With movie theater attendance on the decline, Hollywood studios are exploring new and creative ways to generate additional revenue. One of the more intriguing ideas being discussed would have some of the bigger studios make certain movies available for in-home purchase while they’re still playing in theaters.

According to a new report from our sister-site Variety, “six of the seven biggest Hollywood studios” are contemplating scenarios under which consumers would be able to rent a film as soon as 17 days following its theatrical debut. Interestingly enough, Disney appears to be the lone studio with seemingly little to no interest in turning the status-quo on its head, likely due to its arsenal of extremely popular movie franchises (such as Star Wars) that can reliably generate insane amounts of cash at the box office.

As for the other six studios, the main sticking point currently preventing the implementation of sweeping changes to the way we view movies remains price. While some studios have floated a $50 pricepoint for early access to movies, other studios are reportedly willing to accept a more wallet-friendly pricepoint in exchange for longer exclusivity window.

Fox and Warner Bros., for instance, are considering making films available between 30 to 45 days after their opening, but at $30 a rental, a price they believe won’t give customers sticker shock. Universal, which is seen as being the most aggressive negotiator in these talks, would like the home entertainment debut to remain in the 20-day range.

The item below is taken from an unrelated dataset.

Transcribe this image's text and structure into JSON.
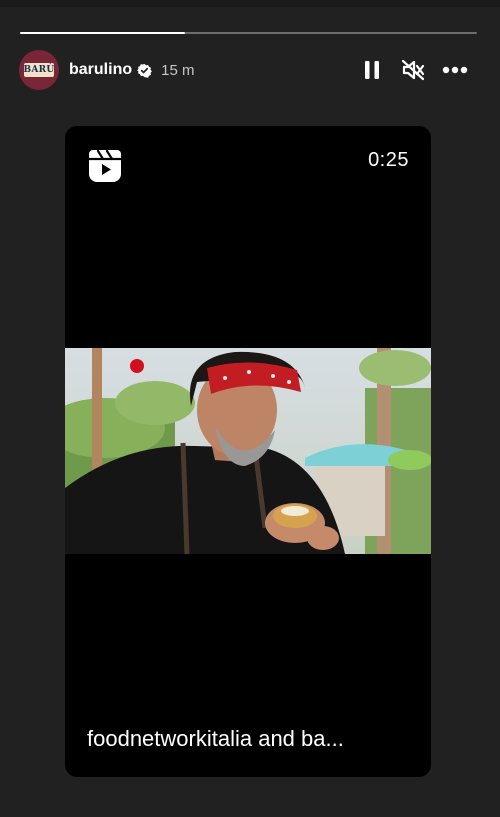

Allowing consumers to purchase current movies shortly after their debut seems like an inevitability at this point. While certain films like La La Land, Get Out and Beauty and the Beast can still compel movie lovers to get up off their couch and fork over as much as $15 for a single ticket, movie studios and theaters these days face an unprecedented amount of competition from streaming services such as Netflix.

With each studio having to reach an agreement with each movie chain independently, Variety adds that each studio has its own vision for how such an agreement should be structured. As for when we might see a movie studio actually sign such an agreement, that may still be a ways away.

Incidentally, the notion of paying big bucks for access to new release movies is far from novel. Famously, Sean Parker has a company called The Screening Room which would have consumers pay $50 for the ability to rent movies while still in theaters.